Regeneration

A few days ago I became an uncle again.  Owen Morgan can into this world and I got to hold him for a few minutes.  In just a few weeks, our second grandchild will be born (Timothy Jude Lyda).  I am so excited about these new births.  Its just such a picture of God and His perfect creation.

Physical Birth and Spiritual Birth.

R.C Sproul has written a commentary on 1st and 2nd Peter.  In it he addresses the topic of Regeneration.  In this blog, I want to share just a small portion with you.

About 1 Peter 1:3-5 Sproul writes:

We find in the opening statements of this epistle not only a reference to election but also a specific reference to regeneration or rebirth. This is commonly distorted in our culture by the idea that we have to have faith in order to be reborn or elect, but the sovereign God, from all eternity, decrees those to whom He will give the gift of faith, which is the fruit of regeneration, not the cause of it.
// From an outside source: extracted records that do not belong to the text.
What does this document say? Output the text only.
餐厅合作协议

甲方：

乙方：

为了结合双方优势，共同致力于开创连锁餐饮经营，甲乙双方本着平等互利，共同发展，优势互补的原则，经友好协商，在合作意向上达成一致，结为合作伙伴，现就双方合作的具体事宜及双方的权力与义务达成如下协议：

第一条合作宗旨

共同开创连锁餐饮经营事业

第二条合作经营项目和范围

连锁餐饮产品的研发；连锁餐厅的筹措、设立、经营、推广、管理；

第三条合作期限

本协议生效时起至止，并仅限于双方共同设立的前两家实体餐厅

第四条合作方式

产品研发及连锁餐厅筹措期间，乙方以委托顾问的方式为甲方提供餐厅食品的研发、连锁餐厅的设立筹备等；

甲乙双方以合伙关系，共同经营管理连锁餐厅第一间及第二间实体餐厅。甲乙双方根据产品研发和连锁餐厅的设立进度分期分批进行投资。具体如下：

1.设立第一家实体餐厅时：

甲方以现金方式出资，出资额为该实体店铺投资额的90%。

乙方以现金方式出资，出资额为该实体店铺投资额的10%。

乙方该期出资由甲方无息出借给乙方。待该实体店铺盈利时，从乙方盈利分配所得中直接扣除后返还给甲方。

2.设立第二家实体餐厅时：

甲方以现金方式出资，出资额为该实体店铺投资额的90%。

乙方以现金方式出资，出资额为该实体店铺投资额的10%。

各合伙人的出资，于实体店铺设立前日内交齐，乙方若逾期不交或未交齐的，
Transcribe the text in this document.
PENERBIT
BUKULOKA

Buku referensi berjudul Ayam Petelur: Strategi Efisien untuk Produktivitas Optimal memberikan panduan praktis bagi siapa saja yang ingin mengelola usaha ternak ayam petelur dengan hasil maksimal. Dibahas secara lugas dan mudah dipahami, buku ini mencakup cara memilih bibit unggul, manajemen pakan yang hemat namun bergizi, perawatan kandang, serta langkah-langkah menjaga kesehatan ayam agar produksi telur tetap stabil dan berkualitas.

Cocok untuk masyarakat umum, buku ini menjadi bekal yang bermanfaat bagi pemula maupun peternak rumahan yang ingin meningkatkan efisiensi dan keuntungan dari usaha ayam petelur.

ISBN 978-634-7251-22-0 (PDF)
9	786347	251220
The Reformation church declared that regeneration precedes faith, which is a distinguishing article of Reformed theology. We tend to get that backwards and think that our faith is what causes us to be reborn. Unless we are born of the Spirit, as Jesus said to Nicodemus, we cannot see the kingdom of God, let alone enter it. Regeneration is what provokes and plants faith in our souls. The very condition that God requires for justification is by His grace sovereignly supplied. If we try to place faith before regeneration, we expect the impossible: the natural to rise up to the supernatural.

We expect those who are dead in sin and trespasses to exercise spiritual life. The Apostle Paul wrote to the Ephesians that God “even when we were dead in trespasses, made us alive together with Christ (by grace you have been saved)” (Eph. 2:5). Every pregnant woman knows the human experience called “quickening,” which happens when she first feels life in her womb. That is the metaphor Paul gives to the Ephesians of what the Holy Spirit does to people while they are dead. We are as passive in our rebirth as we were in our natural birth. We had nothing to do with causing the conception in our mother’s womb.

Sproul, R. C. (2011-03-02). 1&2 Peter: St Andrew's Expositional Commentary (p. 29). Good News Publishers/Crossway Books. Kindle Edition.

I encourage you to find your JOY in the one who brought to life which was dead.